Date of Award

January 2019

Document Type

Thesis

Degree Name

Medical Doctor (MD)

Department

Medicine

First Advisor

Jonathan N. Grauer

Abstract

With the recent push for safe reductions in hospital length of stay (LOS) following orthopaedic procedures, increasing aging population, and new surgical technologies, the purposes of this thesis are three-fold. (1) To compare the complication profiles of patients who underwent outpatient versus inpatient total knee arthroplasty. (2) To determine the safety of performing revision total hip arthroplasty in the octogenarian patient population. (3) To establish any clinically meaningful differences between navigated versus conventional single-level instrumented posterior lumbar fusion.
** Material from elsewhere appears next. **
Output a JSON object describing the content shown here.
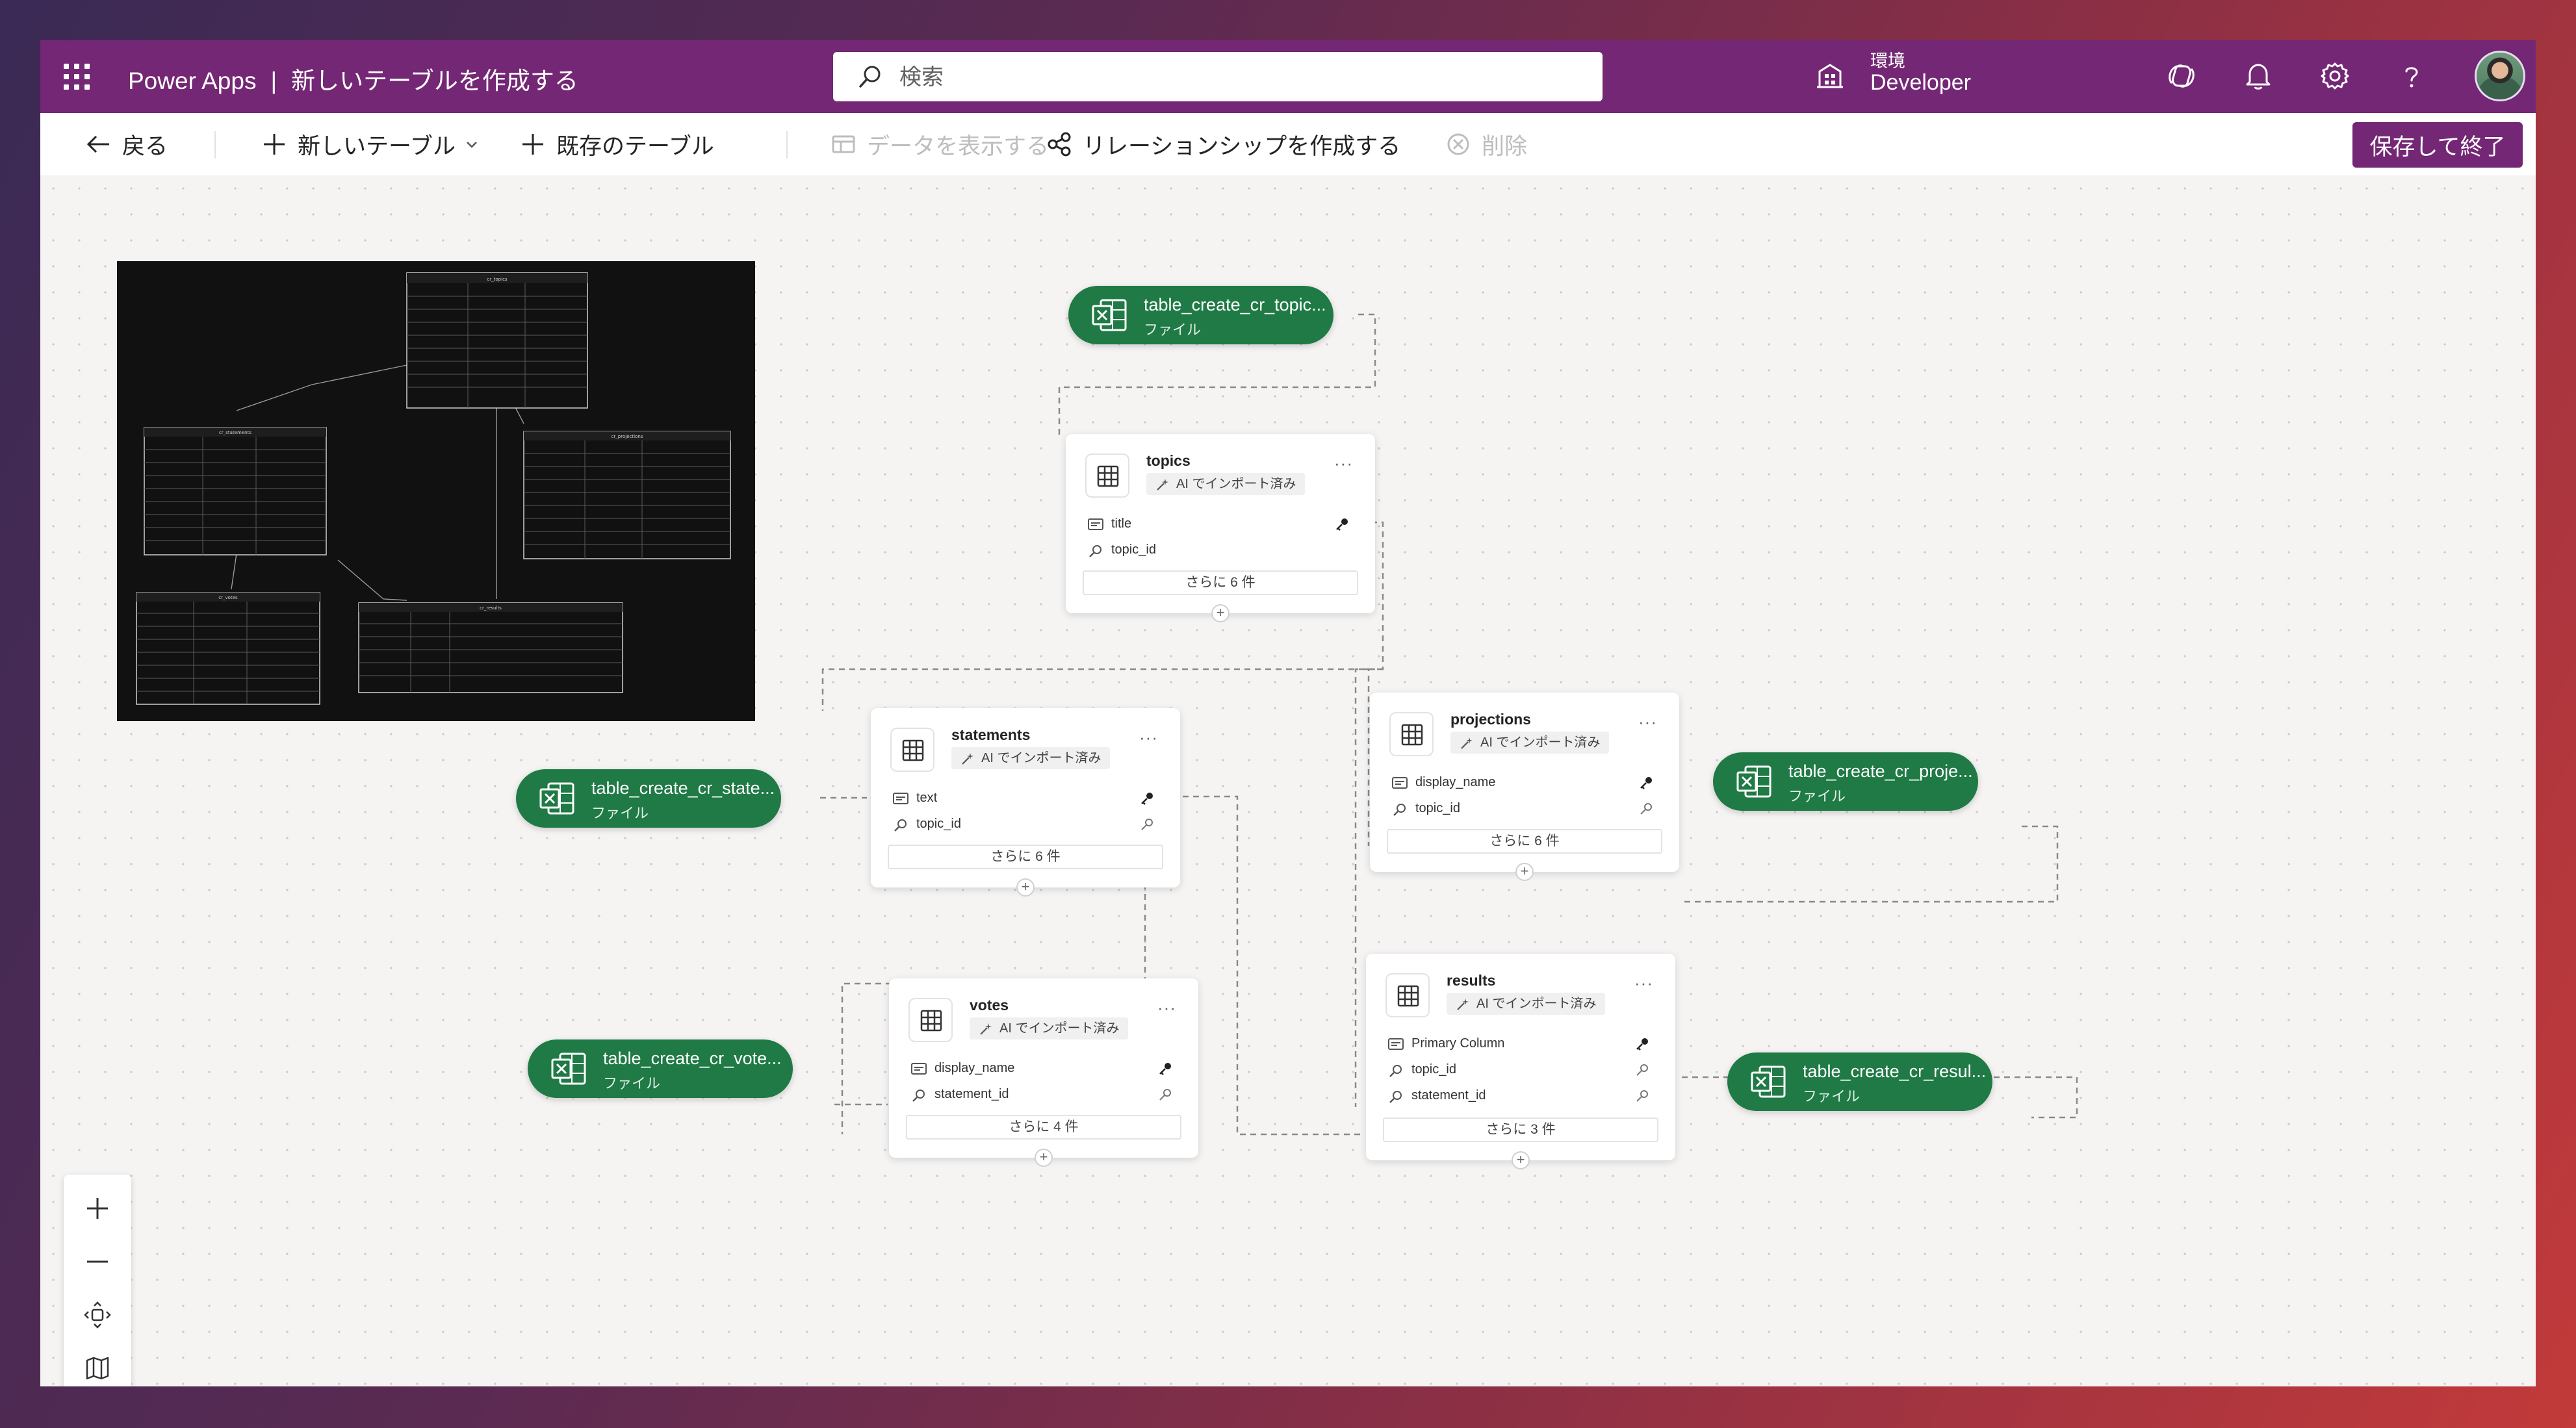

The following methods were used. (1) Patients undergoing outpatient (defined as LOS = 0 days) or inpatient (defined as LOS = 1 – 30 days) total knee arthroplasty were identified from the National Surgical Quality Improvement Program (NSQIP) database and their perioperative outcomes were compared. (2) Patients who underwent aseptic revision total hip arthroplasty were identified from the NSQIP database and stratified into two age groups: <80 and ≥80 years old. Multivariate regressions were used to compare risk for postoperative complications and readmission between the two age groups. (3) Patients who underwent navigated or conventional single-level posterior instrumented lumbar fusions were identified in the NSQIP database. The usage of navigation was characterized. Propensity score matching was done and comparisons were made for operative time, hospital length of stay, postoperative complications, and thirty-day readmissions between the two cohorts.

Findings were as follows. (1) After propensity matching, multivariate analysis revealed a higher rate of post-discharge blood transfusions (p<0.001) in the outpatient total knee arthroplasty cohort. There were no other significant differences in 30-day postoperative individual adverse events or readmissions. (2) Multivariate analysis revealed higher risk for perioperative mortality, pneumonia, urinary tract infection, blood transfusion, and extended length of stay in ≥80 compared to <80 year olds. (3) After propensity matching to control potential confounding factors, statistical analysis revealed no significant difference in operative time and for most adverse events including wound infection, return to the operating room, and readmission. There were significantly lower blood transfusions in the navigated cohort (2.84% versus 7.15%, p<0.001).

Conclusions are as follows. (1) Based on the perioperative outcome measures studied here, outpatient total knee arthroplasty can be appropriately considered in select patients based on rates of overall perioperative adverse events and readmissions. However, higher surveillance of these patients post discharge may be warranted. (2) Even after controlling for patient and procedural characteristics, aseptic revision total hip arthroplasty in ≥80 year olds is associated with greater risks than their younger counterparts. This is important for counseling and highlights the need for medical optimization in this vulnerable patient population. (3) The lack of differences in most perioperative outcomes suggest that the use of navigation should be guided by what the surgeon feels is best in their hands to deliver the best care to their patients, as opposed to objective measures assessed here.

Comments

This thesis is restricted to Yale network users only. This thesis is permanently embargoed from public release.